The Mimbrates glowered at the Asturians, and the Asturians scowled back.

“Your Grace,” Reldegen began, “our chief complaint lies, I think, in the simple fact that our Mimbrate overlords refuse to recognize our titles. A title’s an empty thing, really, but it implies a responsibility which has been denied to us. Most of us here are indifferent to the privileges of rank, but we keenly feel the frustration of being refused the chance to discharge our obligations. Our most talented men are compelled to waste their lives in idleness, and might I point out, your Grace, that the loss of that talent injures Arendia even more than it injures us.”

“Well spoken, my Lord,” the queen murmured.

“Might I respond, your Majesty,” the aged, white-bearded Baron of Vo Serin inquired.

“Certainly, my Lord,” Mayaserana replied. “Let us all be free and open with one another.”

“The titles of the Asturian gentlemen are theirs for the asking,” the baron declared. “For five centuries the crown hath awaited but the required oath of fealty to bestow them. No title may be granted or recognized until its owner swears allegiance to the crown.”

“Unfortunately, my Lord,” Reldegen said, “we are unable to so swear. The oaths of our ancestors to the Duke of Asturia are still in force, and we are still bound by them.”

“The Asturian Duke of whom thou speakest died five hundred years ago,” the old baron reminded him.

“But his line did not die with him,” Reldegen pointed out. “Her Grace is his direct descendant, and our pledges of loyalty are still in force.”

The queen stared first at one and then at the other. “I pray thee,” she said, “correct me if my perception is awry. Is the import of what hath been revealed here that Arendia hath been divided for half a millennium by an ancient formality?”

Reldegen pursed his lips thoughtfully. “There’s a bit more to it than that, your Grace, but that does seem to be the core of the problem.”

“Five hundred years of strife and bloodshed over a technicality?”

Count Reldegen struggled with it. He started to speak several times, but broke off each time with a look of helpless perplexity. In the end he began to laugh. “It is sort of Arendish, isn’t it?” he asked rather whimsically.

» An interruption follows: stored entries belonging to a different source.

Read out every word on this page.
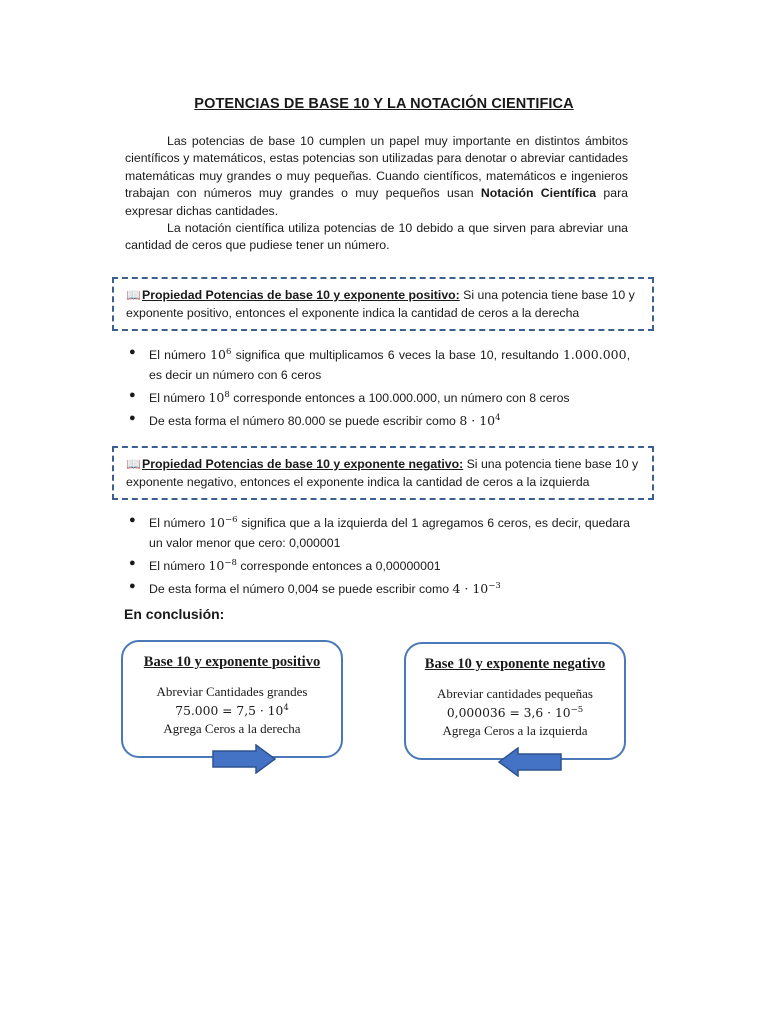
POTENCIAS DE BASE 10 Y LA NOTACIÓN CIENTIFICA

Las potencias de base 10 cumplen un papel muy importante en distintos ámbitos científicos y matemáticos, estas potencias son utilizadas para denotar o abreviar cantidades matemáticas muy grandes o muy pequeñas. Cuando científicos, matemáticos e ingenieros trabajan con números muy grandes o muy pequeños usan Notación Científica para expresar dichas cantidades.

La notación científica utiliza potencias de 10 debido a que sirven para abreviar una cantidad de ceros que pudiese tener un número.

📖Propiedad Potencias de base 10 y exponente positivo: Si una potencia tiene base 10 y exponente positivo, entonces el exponente indica la cantidad de ceros a la derecha
● El número $10^6$ significa que multiplicamos 6 veces la base 10, resultando 1.000.000, es decir un número con 6 ceros
● El número $10^8$ corresponde entonces a 100.000.000, un número con 8 ceros
● De esta forma el número 80.000 se puede escribir como $8 \cdot 10^4$
📖Propiedad Potencias de base 10 y exponente negativo: Si una potencia tiene base 10 y exponente negativo, entonces el exponente indica la cantidad de ceros a la izquierda
● El número $10^{-6}$ significa que a la izquierda del 1 agregamos 6 ceros, es decir, quedara un valor menor que cero: 0,000001
● El número $10^{-8}$ corresponde entonces a 0,00000001
● De esta forma el número 0,004 se puede escribir como $4 \cdot 10^{-3}$
En conclusión:
Base 10 y exponente positivo
Abreviar Cantidades grandes
$75.000 = 7,5 \cdot 10^4$
Agrega Ceros a la derecha
Base 10 y exponente negativo
Abreviar cantidades pequeñas
$0,000036 = 3,6 \cdot 10^{-5}$
Agrega Ceros a la izquierda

The old Baron of Vo Serin gave him a quick look, then he too began to chuckle. “I pray thee, my Lord Reldegen, lock this discovery in thy heart lest we all become the subject of general mirth. Let us not confirm the suspicion that abject stupidity is our most prevailing trait.”

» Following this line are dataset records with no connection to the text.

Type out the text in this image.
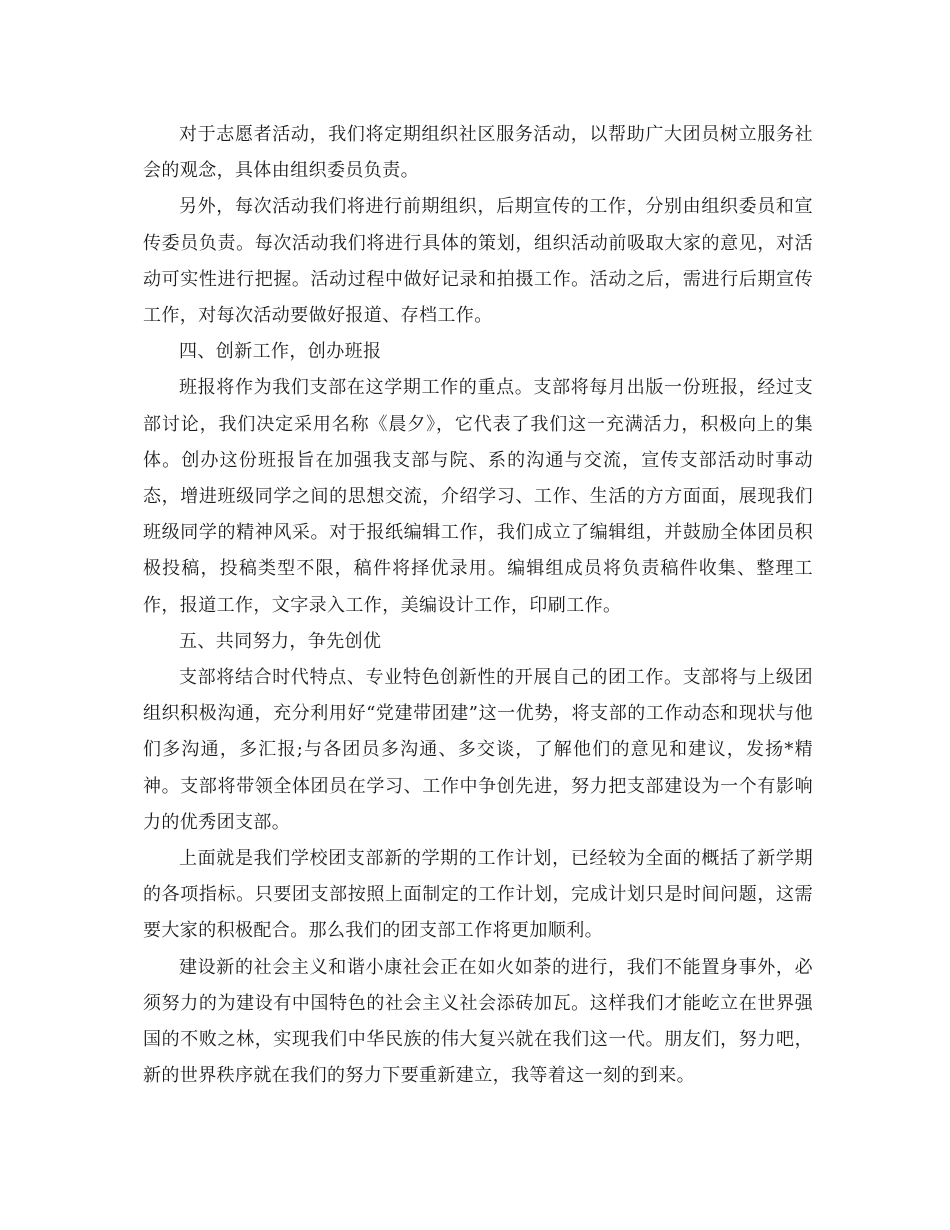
对于志愿者活动，我们将定期组织社区服务活动，以帮助广大团员树立服务社会的观念，具体由组织委员负责。

另外，每次活动我们将进行前期组织，后期宣传的工作，分别由组织委员和宣传委员负责。每次活动我们将进行具体的策划，组织活动前吸取大家的意见，对活动可实性进行把握。活动过程中做好记录和拍摄工作。活动之后，需进行后期宣传工作，对每次活动要做好报道、存档工作。

四、创新工作，创办班报

班报将作为我们支部在这学期工作的重点。支部将每月出版一份班报，经过支部讨论，我们决定采用名称《晨夕》，它代表了我们这一充满活力，积极向上的集体。创办这份班报旨在加强我支部与院、系的沟通与交流，宣传支部活动时事动态，增进班级同学之间的思想交流，介绍学习、工作、生活的方方面面，展现我们班级同学的精神风采。对于报纸编辑工作，我们成立了编辑组，并鼓励全体团员积极投稿，投稿类型不限，稿件将择优录用。编辑组成员将负责稿件收集、整理工作，报道工作，文字录入工作，美编设计工作，印刷工作。

五、共同努力，争先创优

支部将结合时代特点、专业特色创新性的开展自己的团工作。支部将与上级团组织积极沟通，充分利用好“党建带团建”这一优势，将支部的工作动态和现状与他们多沟通，多汇报;与各团员多沟通、多交谈，了解他们的意见和建议，发扬*精神。支部将带领全体团员在学习、工作中争创先进，努力把支部建设为一个有影响力的优秀团支部。

上面就是我们学校团支部新的学期的工作计划，已经较为全面的概括了新学期的各项指标。只要团支部按照上面制定的工作计划，完成计划只是时间问题，这需要大家的积极配合。那么我们的团支部工作将更加顺利。

建设新的社会主义和谐小康社会正在如火如荼的进行，我们不能置身事外，必须努力的为建设有中国特色的社会主义社会添砖加瓦。这样我们才能屹立在世界强国的不败之林，实现我们中华民族的伟大复兴就在我们这一代。朋友们，努力吧，新的世界秩序就在我们的努力下要重新建立，我等着这一刻的到来。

“Why was this absurdity not discovered previously?” Mayaserana demanded.

Count Reldegen shrugged sadly. “I suppose because Asturians and Mimbrates don’t talk to each other, your Grace. We were always too eager to get to the fighting.”

“Very well,” the queen said crisply, “what is required to rectify this sorry confusion?”

Count Reldegen looked at the Baron. “A proclamation perhaps?” he suggested.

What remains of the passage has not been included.